To address high inference latency, quantization-induced accuracy degradation, and non-negligible overhead from existing speculative decoding methods for large language models (LLMs), this paper proposes SPEQ—a training-free, zero-storage-overhead, lossless speculative decoding framework. SPEQ’s core innovations are: (1) dynamic lightweight draft model construction via floating-point exponent remapping and parameter sharing, reusing original model weights without additional parameters; and (2) a novel algorithm-hardware co-design enabling unified execution of draft generation and verification on reconfigurable computing arrays. SPEQ incurs no training cost or storage overhead while achieving both high throughput and zero accuracy loss. Extensive experiments across 15 LLMs and diverse tasks demonstrate that SPEQ accelerates inference by 2.07×, 1.53×, and 1.45× over FP16 baseline, Olive, and Tender, respectively.

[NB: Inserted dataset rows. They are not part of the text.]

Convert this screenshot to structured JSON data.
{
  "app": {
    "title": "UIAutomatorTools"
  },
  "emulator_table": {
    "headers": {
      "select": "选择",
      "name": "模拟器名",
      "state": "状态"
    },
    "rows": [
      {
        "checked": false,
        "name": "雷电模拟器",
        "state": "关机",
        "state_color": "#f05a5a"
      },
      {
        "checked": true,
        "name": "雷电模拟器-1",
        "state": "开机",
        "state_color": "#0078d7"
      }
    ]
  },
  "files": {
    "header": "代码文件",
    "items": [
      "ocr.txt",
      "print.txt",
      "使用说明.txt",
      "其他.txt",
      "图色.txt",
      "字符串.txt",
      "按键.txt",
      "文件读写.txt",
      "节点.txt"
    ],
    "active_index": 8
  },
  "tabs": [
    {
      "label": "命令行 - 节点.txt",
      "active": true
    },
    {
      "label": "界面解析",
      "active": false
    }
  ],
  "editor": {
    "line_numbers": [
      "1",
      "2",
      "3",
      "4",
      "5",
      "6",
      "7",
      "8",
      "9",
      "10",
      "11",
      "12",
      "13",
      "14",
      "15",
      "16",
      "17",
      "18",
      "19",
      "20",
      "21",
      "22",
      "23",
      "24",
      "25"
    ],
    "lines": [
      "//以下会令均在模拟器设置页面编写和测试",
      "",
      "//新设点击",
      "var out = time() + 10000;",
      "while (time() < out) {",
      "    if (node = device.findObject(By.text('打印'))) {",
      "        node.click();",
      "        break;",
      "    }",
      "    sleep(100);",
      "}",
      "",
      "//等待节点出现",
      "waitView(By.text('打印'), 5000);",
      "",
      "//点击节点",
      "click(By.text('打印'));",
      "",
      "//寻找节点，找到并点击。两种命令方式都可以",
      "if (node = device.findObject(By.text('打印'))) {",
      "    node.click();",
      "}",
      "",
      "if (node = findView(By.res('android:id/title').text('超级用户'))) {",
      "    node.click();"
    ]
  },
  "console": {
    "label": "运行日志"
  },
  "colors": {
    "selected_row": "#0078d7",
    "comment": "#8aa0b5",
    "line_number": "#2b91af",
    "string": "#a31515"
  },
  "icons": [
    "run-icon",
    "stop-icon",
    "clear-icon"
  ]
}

Large language models achieve impressive performance across diverse tasks but exhibit high inference latency due to their large parameter sizes. While quantization reduces model size, it often leads to performance degradation compared to the full model. Speculative decoding remains lossless but typically incurs extra overheads. We propose SPEQ, an algorithm-hardware co-designed speculative decoding method that uses part of the full-model weight bits to form a quantized draft model, thereby eliminating additional training or storage overhead. A reconfigurable processing element array enables efficient execution of both the draft and verification passes. Experimental results across 15 LLMs and tasks demonstrate that SPEQ achieves speedups of 2.07x, 1.53x, and 1.45x compared over FP16, Olive, and Tender, respectively.